Disney Junior
- Final logo, used from 11 February 2019 to 1 April 2024 (1 March 2024 in Denmark)
- Country: United Kingdom
- Broadcast area: Nordic countries
- Headquarters: London, United Kingdom

Programming
- Languages: English; Danish; Finnish; Norwegian; Russian (2012–2023); Swedish;
- Picture format: SDTV 576i

Ownership
- Owner: The Walt Disney Company Limited; Disney Branded Television (Disney Entertainment);
- Sister channels: Disney Channel

History
- Launched: 2006; 20 years ago (channel) 2024; 2 years ago (block on Disney Channel)
- Closed: 1 March 2024; 2 years ago (Denmark, channel) 1 April 2024; 2 years ago (channel)
- Former names: Playhouse Disney (2006-2011)

= Disney Junior (Scandinavia) =

Scandinavian television channel

Disney Junior was a British-managed Scandinavian television block owned and operated by The Walt Disney Company Limited; targeted for preschoolers targeting the Nordic countries.

== History ==
It was launched in 2006 on the Canal Digital and Viasat satellite platforms.
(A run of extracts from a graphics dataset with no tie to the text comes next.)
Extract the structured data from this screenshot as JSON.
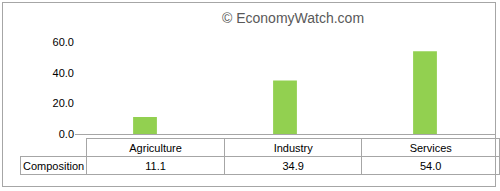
{
  "chart_data": {
    "type": "bar",
    "annotations": [
      "© EconomyWatch.com"
    ],
    "categories": [
      "Agriculture",
      "Industry",
      "Services"
    ],
    "series": [
      {
        "name": "Composition",
        "color": "#92d050",
        "values": [
          11.1,
          34.9,
          54.0
        ],
        "value_labels": [
          "11.1",
          "34.9",
          "54.0"
        ]
      }
    ],
    "ylim": [
      0,
      60
    ],
    "yticks": [
      {
        "value": 0,
        "label": "0.0"
      },
      {
        "value": 20,
        "label": "20.0"
      },
      {
        "value": 40,
        "label": "40.0"
      },
      {
        "value": 60,
        "label": "60.0"
      }
    ],
    "grid": false,
    "tick_labels": "y"
  }
}
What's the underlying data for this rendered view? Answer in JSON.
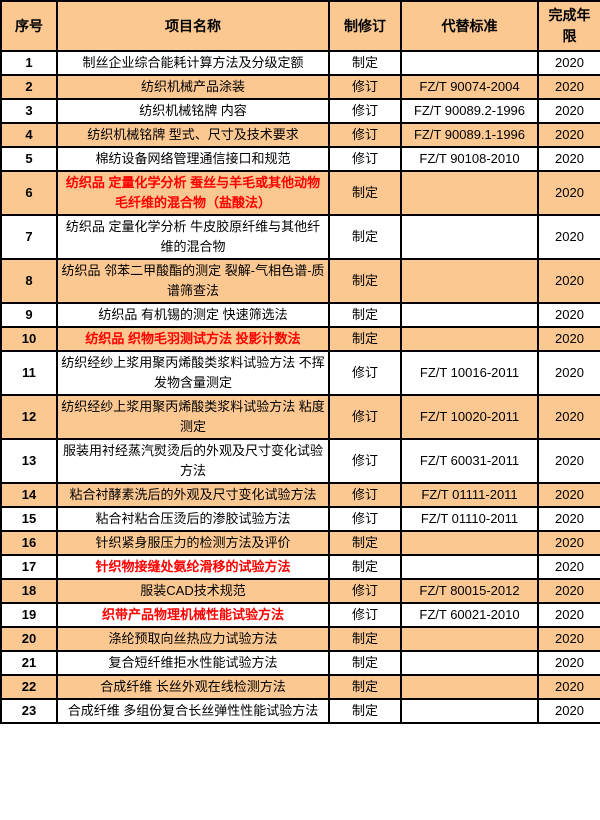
{
  "colors": {
    "alt_row_bg": "#FBC892",
    "header_bg": "#FBC892",
    "highlight_text": "#FF0000",
    "border": "#000000"
  },
  "table": {
    "columns": [
      {
        "label": "序号"
      },
      {
        "label": "项目名称"
      },
      {
        "label": "制修订"
      },
      {
        "label": "代替标准"
      },
      {
        "label": "完成年限"
      }
    ],
    "rows": [
      {
        "num": "1",
        "name": "制丝企业综合能耗计算方法及分级定额",
        "revision": "制定",
        "standard": "",
        "year": "2020",
        "red": false
      },
      {
        "num": "2",
        "name": "纺织机械产品涂装",
        "revision": "修订",
        "standard": "FZ/T 90074-2004",
        "year": "2020",
        "red": false
      },
      {
        "num": "3",
        "name": "纺织机械铭牌 内容",
        "revision": "修订",
        "standard": "FZ/T 90089.2-1996",
        "year": "2020",
        "red": false
      },
      {
        "num": "4",
        "name": "纺织机械铭牌 型式、尺寸及技术要求",
        "revision": "修订",
        "standard": "FZ/T 90089.1-1996",
        "year": "2020",
        "red": false
      },
      {
        "num": "5",
        "name": "棉纺设备网络管理通信接口和规范",
        "revision": "修订",
        "standard": "FZ/T 90108-2010",
        "year": "2020",
        "red": false
      },
      {
        "num": "6",
        "name": "纺织品 定量化学分析 蚕丝与羊毛或其他动物毛纤维的混合物（盐酸法）",
        "revision": "制定",
        "standard": "",
        "year": "2020",
        "red": true
      },
      {
        "num": "7",
        "name": "纺织品 定量化学分析 牛皮胶原纤维与其他纤维的混合物",
        "revision": "制定",
        "standard": "",
        "year": "2020",
        "red": false
      },
      {
        "num": "8",
        "name": "纺织品 邻苯二甲酸酯的测定 裂解-气相色谱-质谱筛查法",
        "revision": "制定",
        "standard": "",
        "year": "2020",
        "red": false
      },
      {
        "num": "9",
        "name": "纺织品 有机锡的测定 快速筛选法",
        "revision": "制定",
        "standard": "",
        "year": "2020",
        "red": false
      },
      {
        "num": "10",
        "name": "纺织品 织物毛羽测试方法 投影计数法",
        "revision": "制定",
        "standard": "",
        "year": "2020",
        "red": true
      },
      {
        "num": "11",
        "name": "纺织经纱上浆用聚丙烯酸类浆料试验方法 不挥发物含量测定",
        "revision": "修订",
        "standard": "FZ/T 10016-2011",
        "year": "2020",
        "red": false
      },
      {
        "num": "12",
        "name": "纺织经纱上浆用聚丙烯酸类浆料试验方法 粘度测定",
        "revision": "修订",
        "standard": "FZ/T 10020-2011",
        "year": "2020",
        "red": false
      },
      {
        "num": "13",
        "name": "服装用衬经蒸汽熨烫后的外观及尺寸变化试验方法",
        "revision": "修订",
        "standard": "FZ/T 60031-2011",
        "year": "2020",
        "red": false
      },
      {
        "num": "14",
        "name": "粘合衬酵素洗后的外观及尺寸变化试验方法",
        "revision": "修订",
        "standard": "FZ/T 01111-2011",
        "year": "2020",
        "red": false
      },
      {
        "num": "15",
        "name": "粘合衬粘合压烫后的渗胶试验方法",
        "revision": "修订",
        "standard": "FZ/T 01110-2011",
        "year": "2020",
        "red": false
      },
      {
        "num": "16",
        "name": "针织紧身服压力的检测方法及评价",
        "revision": "制定",
        "standard": "",
        "year": "2020",
        "red": false
      },
      {
        "num": "17",
        "name": "针织物接缝处氨纶滑移的试验方法",
        "revision": "制定",
        "standard": "",
        "year": "2020",
        "red": true
      },
      {
        "num": "18",
        "name": "服装CAD技术规范",
        "revision": "修订",
        "standard": "FZ/T 80015-2012",
        "year": "2020",
        "red": false
      },
      {
        "num": "19",
        "name": "织带产品物理机械性能试验方法",
        "revision": "修订",
        "standard": "FZ/T 60021-2010",
        "year": "2020",
        "red": true
      },
      {
        "num": "20",
        "name": "涤纶预取向丝热应力试验方法",
        "revision": "制定",
        "standard": "",
        "year": "2020",
        "red": false
      },
      {
        "num": "21",
        "name": "复合短纤维拒水性能试验方法",
        "revision": "制定",
        "standard": "",
        "year": "2020",
        "red": false
      },
      {
        "num": "22",
        "name": "合成纤维 长丝外观在线检测方法",
        "revision": "制定",
        "standard": "",
        "year": "2020",
        "red": false
      },
      {
        "num": "23",
        "name": "合成纤维 多组份复合长丝弹性性能试验方法",
        "revision": "制定",
        "standard": "",
        "year": "2020",
        "red": false
      }
    ]
  }
}
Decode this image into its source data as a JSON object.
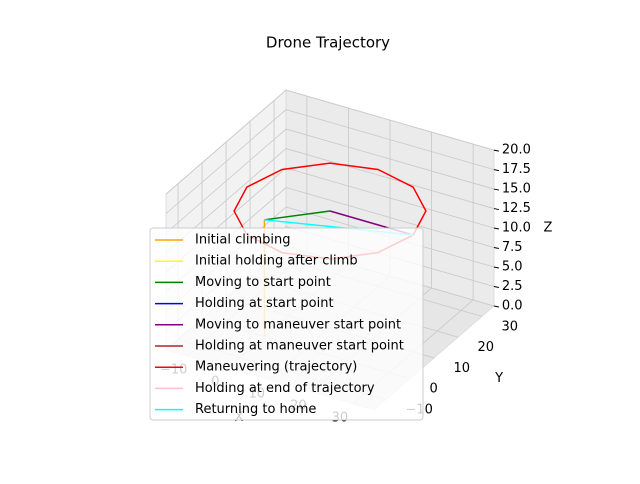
{
  "chart_data": {
    "type": "line3d",
    "title": "Drone Trajectory",
    "xlabel": "X",
    "ylabel": "Y",
    "zlabel": "Z",
    "xlim": [
      -15,
      35
    ],
    "ylim": [
      -15,
      35
    ],
    "zlim": [
      0,
      20
    ],
    "xticks": [
      {
        "value": -10,
        "label": "−10"
      },
      0,
      10,
      20,
      30
    ],
    "yticks": [
      {
        "value": -10,
        "label": "−10"
      },
      0,
      10,
      20,
      30
    ],
    "zticks": [
      {
        "value": 0,
        "label": "0.0"
      },
      {
        "value": 2.5,
        "label": "2.5"
      },
      {
        "value": 5,
        "label": "5.0"
      },
      {
        "value": 7.5,
        "label": "7.5"
      },
      {
        "value": 10,
        "label": "10.0"
      },
      {
        "value": 12.5,
        "label": "12.5"
      },
      {
        "value": 15,
        "label": "15.0"
      },
      {
        "value": 17.5,
        "label": "17.5"
      },
      {
        "value": 20,
        "label": "20.0"
      }
    ],
    "grid": true,
    "legend": "lower left",
    "series": [
      {
        "name": "Initial climbing",
        "color": "orange",
        "x": [
          0,
          0
        ],
        "y": [
          0,
          0
        ],
        "z": [
          0,
          15
        ]
      },
      {
        "name": "Initial holding after climb",
        "color": "yellow",
        "x": [
          0,
          0
        ],
        "y": [
          0,
          0
        ],
        "z": [
          15,
          15
        ]
      },
      {
        "name": "Moving to start point",
        "color": "green",
        "x": [
          0,
          10
        ],
        "y": [
          0,
          10
        ],
        "z": [
          15,
          15
        ]
      },
      {
        "name": "Holding at start point",
        "color": "blue",
        "x": [
          10,
          10
        ],
        "y": [
          10,
          10
        ],
        "z": [
          15,
          15
        ]
      },
      {
        "name": "Moving to maneuver start point",
        "color": "purple",
        "x": [
          10,
          30
        ],
        "y": [
          10,
          10
        ],
        "z": [
          15,
          15
        ]
      },
      {
        "name": "Holding at maneuver start point",
        "color": "brown",
        "x": [
          30,
          30
        ],
        "y": [
          10,
          10
        ],
        "z": [
          15,
          15
        ]
      },
      {
        "name": "Maneuvering (trajectory)",
        "color": "red",
        "x": [
          30,
          27.3,
          20,
          10,
          0,
          -7.3,
          -10,
          -7.3,
          0,
          10,
          20,
          27.3,
          30
        ],
        "y": [
          10,
          20,
          27.3,
          30,
          27.3,
          20,
          10,
          0,
          -7.3,
          -10,
          -7.3,
          0,
          10
        ],
        "z": [
          15,
          15,
          15,
          15,
          15,
          15,
          15,
          15,
          15,
          15,
          15,
          15,
          15
        ]
      },
      {
        "name": "Holding at end of trajectory",
        "color": "pink",
        "x": [
          30,
          30
        ],
        "y": [
          10,
          10
        ],
        "z": [
          15,
          15
        ]
      },
      {
        "name": "Returning to home",
        "color": "cyan",
        "x": [
          30,
          0
        ],
        "y": [
          10,
          0
        ],
        "z": [
          15,
          15
        ]
      }
    ]
  }
}
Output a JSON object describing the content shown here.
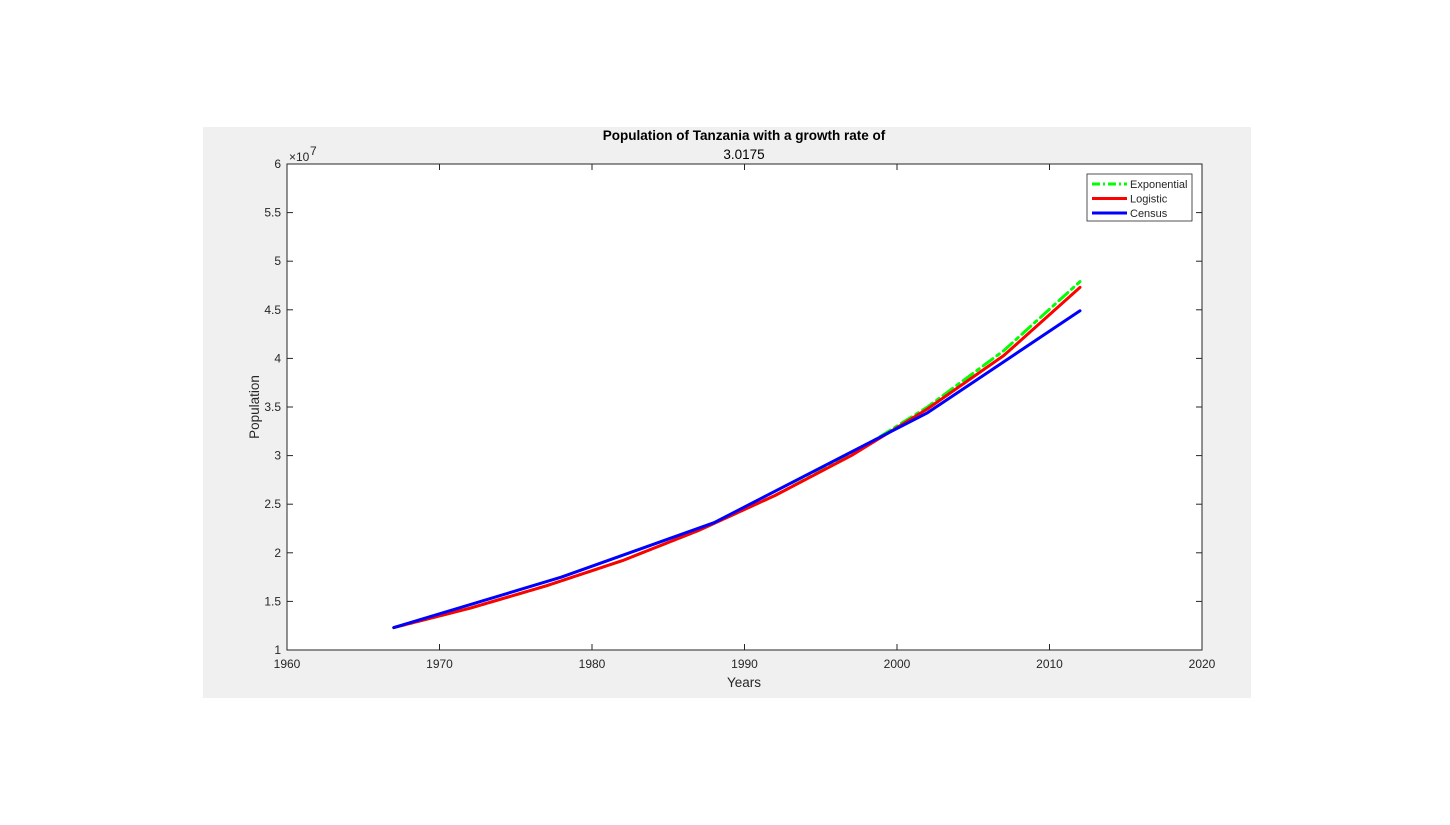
{
  "chart_data": {
    "type": "line",
    "title": "Population of Tanzania with a growth rate of",
    "subtitle": "3.0175",
    "xlabel": "Years",
    "ylabel": "Population",
    "y_exponent": "7",
    "y_exponent_prefix": "×10",
    "xlim": [
      1960,
      2020
    ],
    "ylim": [
      10000000,
      60000000
    ],
    "x_ticks": [
      1960,
      1970,
      1980,
      1990,
      2000,
      2010,
      2020
    ],
    "x_tick_labels": [
      "1960",
      "1970",
      "1980",
      "1990",
      "2000",
      "2010",
      "2020"
    ],
    "y_ticks": [
      10000000,
      15000000,
      20000000,
      25000000,
      30000000,
      35000000,
      40000000,
      45000000,
      50000000,
      55000000,
      60000000
    ],
    "y_tick_labels": [
      "1",
      "1.5",
      "2",
      "2.5",
      "3",
      "3.5",
      "4",
      "4.5",
      "5",
      "5.5",
      "6"
    ],
    "grid": false,
    "legend_position": "top-right",
    "series": [
      {
        "name": "Exponential",
        "color": "#00ff00",
        "style": "dash-dot",
        "x": [
          1967,
          1972,
          1977,
          1982,
          1987,
          1992,
          1997,
          2002,
          2007,
          2012
        ],
        "y": [
          12300000,
          14300000,
          16600000,
          19200000,
          22300000,
          25900000,
          30100000,
          35000000,
          40800000,
          47900000
        ]
      },
      {
        "name": "Logistic",
        "color": "#ff0000",
        "style": "solid",
        "x": [
          1967,
          1972,
          1977,
          1982,
          1987,
          1992,
          1997,
          2002,
          2007,
          2012
        ],
        "y": [
          12300000,
          14300000,
          16600000,
          19200000,
          22300000,
          25900000,
          30000000,
          34800000,
          40300000,
          47300000
        ]
      },
      {
        "name": "Census",
        "color": "#0000ff",
        "style": "solid",
        "x": [
          1967,
          1978,
          1988,
          2002,
          2012
        ],
        "y": [
          12300000,
          17500000,
          23100000,
          34400000,
          44900000
        ]
      }
    ]
  }
}
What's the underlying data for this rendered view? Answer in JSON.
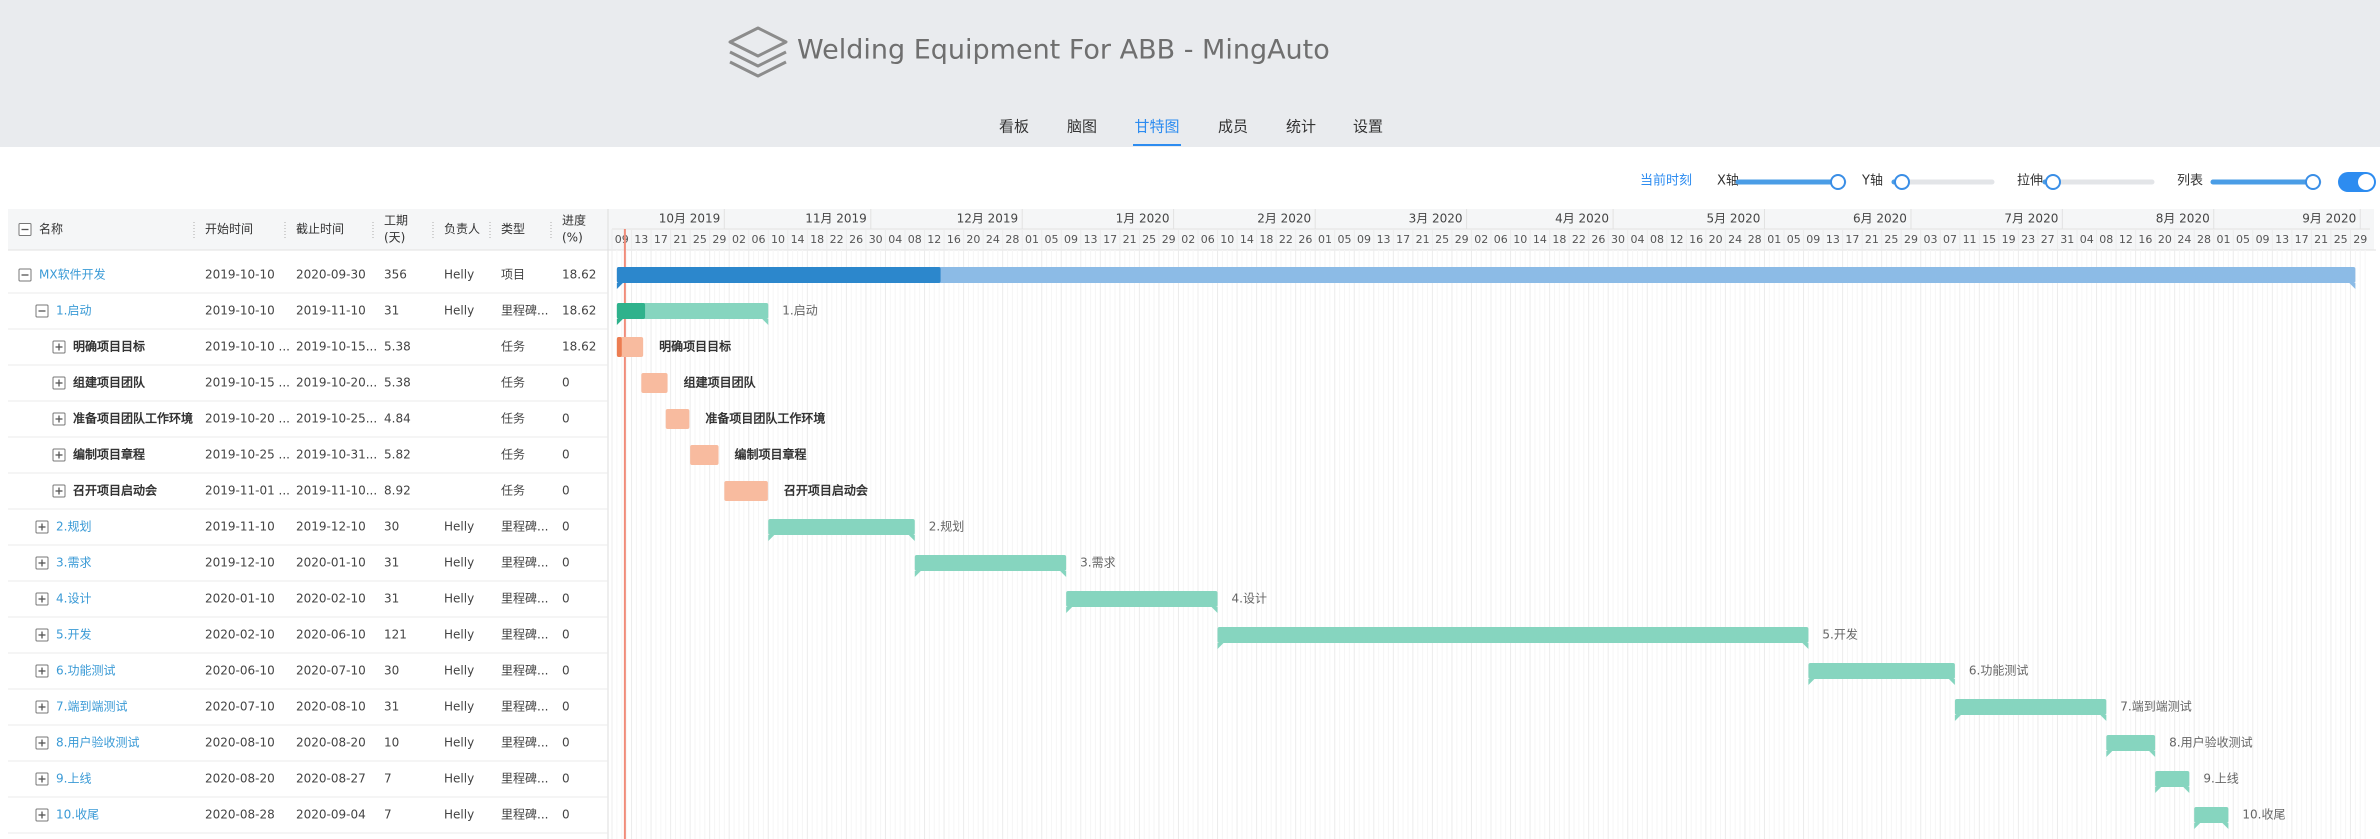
{
  "header": {
    "title": "Welding Equipment For ABB - MingAuto"
  },
  "nav": {
    "tabs": [
      "看板",
      "脑图",
      "甘特图",
      "成员",
      "统计",
      "设置"
    ],
    "active": 2
  },
  "toolbar": {
    "now": "当前时刻",
    "controls": [
      {
        "label": "X轴",
        "knob": "end"
      },
      {
        "label": "Y轴",
        "knob": "start"
      },
      {
        "label": "拉伸",
        "knob": "start"
      },
      {
        "label": "列表",
        "knob": "end"
      }
    ],
    "toggle": true
  },
  "columns": [
    "名称",
    "开始时间",
    "截止时间",
    [
      "工期",
      "(天)"
    ],
    "负责人",
    "类型",
    [
      "进度",
      "(%)"
    ]
  ],
  "timeline": {
    "months": [
      "10月 2019",
      "11月 2019",
      "12月 2019",
      "1月 2020",
      "2月 2020",
      "3月 2020",
      "4月 2020",
      "5月 2020",
      "6月 2020",
      "7月 2020",
      "8月 2020",
      "9月 2020"
    ],
    "days": [
      "09",
      "13",
      "17",
      "21",
      "25",
      "29",
      "02",
      "06",
      "10",
      "14",
      "18",
      "22",
      "26",
      "30",
      "04",
      "08",
      "12",
      "16",
      "20",
      "24",
      "28",
      "01",
      "05",
      "09",
      "13",
      "17",
      "21",
      "25",
      "29",
      "02",
      "06",
      "10",
      "14",
      "18",
      "22",
      "26",
      "01",
      "05",
      "09",
      "13",
      "17",
      "21",
      "25",
      "29",
      "02",
      "06",
      "10",
      "14",
      "18",
      "22",
      "26",
      "30",
      "04",
      "08",
      "12",
      "16",
      "20",
      "24",
      "28",
      "01",
      "05",
      "09",
      "13",
      "17",
      "21",
      "25",
      "29",
      "03",
      "07",
      "11",
      "15",
      "19",
      "23",
      "27",
      "31",
      "04",
      "08",
      "12",
      "16",
      "20",
      "24",
      "28",
      "01",
      "05",
      "09",
      "13",
      "17",
      "21",
      "25",
      "29"
    ]
  },
  "tree": {
    "name": "MX软件开发",
    "start": "2019-10-10",
    "end": "2020-09-30",
    "duration": 356,
    "owner": "Helly",
    "type": "项目",
    "progress": 18.62,
    "expanded": true,
    "children": [
      {
        "name": "1.启动",
        "start": "2019-10-10",
        "end": "2019-11-10",
        "duration": 31,
        "owner": "Helly",
        "type": "里程碑...",
        "progress": 18.62,
        "expanded": true,
        "children": [
          {
            "name": "明确项目目标",
            "start": "2019-10-10 ...",
            "end": "2019-10-15...",
            "duration": 5.38,
            "type": "任务",
            "progress": 18.62,
            "expanded": false
          },
          {
            "name": "组建项目团队",
            "start": "2019-10-15 ...",
            "end": "2019-10-20...",
            "duration": 5.38,
            "type": "任务",
            "progress": 0,
            "expanded": false
          },
          {
            "name": "准备项目团队工作环境",
            "start": "2019-10-20 ...",
            "end": "2019-10-25...",
            "duration": 4.84,
            "type": "任务",
            "progress": 0,
            "expanded": false
          },
          {
            "name": "编制项目章程",
            "start": "2019-10-25 ...",
            "end": "2019-10-31...",
            "duration": 5.82,
            "type": "任务",
            "progress": 0,
            "expanded": false
          },
          {
            "name": "召开项目启动会",
            "start": "2019-11-01 ...",
            "end": "2019-11-10...",
            "duration": 8.92,
            "type": "任务",
            "progress": 0,
            "expanded": false
          }
        ]
      },
      {
        "name": "2.规划",
        "start": "2019-11-10",
        "end": "2019-12-10",
        "duration": 30,
        "owner": "Helly",
        "type": "里程碑...",
        "progress": 0,
        "expanded": false
      },
      {
        "name": "3.需求",
        "start": "2019-12-10",
        "end": "2020-01-10",
        "duration": 31,
        "owner": "Helly",
        "type": "里程碑...",
        "progress": 0,
        "expanded": false
      },
      {
        "name": "4.设计",
        "start": "2020-01-10",
        "end": "2020-02-10",
        "duration": 31,
        "owner": "Helly",
        "type": "里程碑...",
        "progress": 0,
        "expanded": false
      },
      {
        "name": "5.开发",
        "start": "2020-02-10",
        "end": "2020-06-10",
        "duration": 121,
        "owner": "Helly",
        "type": "里程碑...",
        "progress": 0,
        "expanded": false
      },
      {
        "name": "6.功能测试",
        "start": "2020-06-10",
        "end": "2020-07-10",
        "duration": 30,
        "owner": "Helly",
        "type": "里程碑...",
        "progress": 0,
        "expanded": false
      },
      {
        "name": "7.端到端测试",
        "start": "2020-07-10",
        "end": "2020-08-10",
        "duration": 31,
        "owner": "Helly",
        "type": "里程碑...",
        "progress": 0,
        "expanded": false
      },
      {
        "name": "8.用户验收测试",
        "start": "2020-08-10",
        "end": "2020-08-20",
        "duration": 10,
        "owner": "Helly",
        "type": "里程碑...",
        "progress": 0,
        "expanded": false
      },
      {
        "name": "9.上线",
        "start": "2020-08-20",
        "end": "2020-08-27",
        "duration": 7,
        "owner": "Helly",
        "type": "里程碑...",
        "progress": 0,
        "expanded": false
      },
      {
        "name": "10.收尾",
        "start": "2020-08-28",
        "end": "2020-09-04",
        "duration": 7,
        "owner": "Helly",
        "type": "里程碑...",
        "progress": 0,
        "expanded": false
      }
    ]
  }
}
Cable networks launched it later on. Com Hem, the largest cable network in Sweden, launched it on 2 April 2007. Before 10 September 2011, this channel was called Playhouse Disney; the last show as Playhouse Disney was Special Agent Oso at 6:30 PM.

On 19 January 2024, The Walt Disney Company Nordic announced that Disney Junior in Denmark would be closed on 1 March 2024 and its content would be moved to Disney Channel; while in February 2024, the company announced that Disney Junior would be shut down and merged with Disney Channel, at the same time to relaunch a new version of the main channel on 1 April 2024 and would also include a Disney Junior branded block during mornings and at weekends.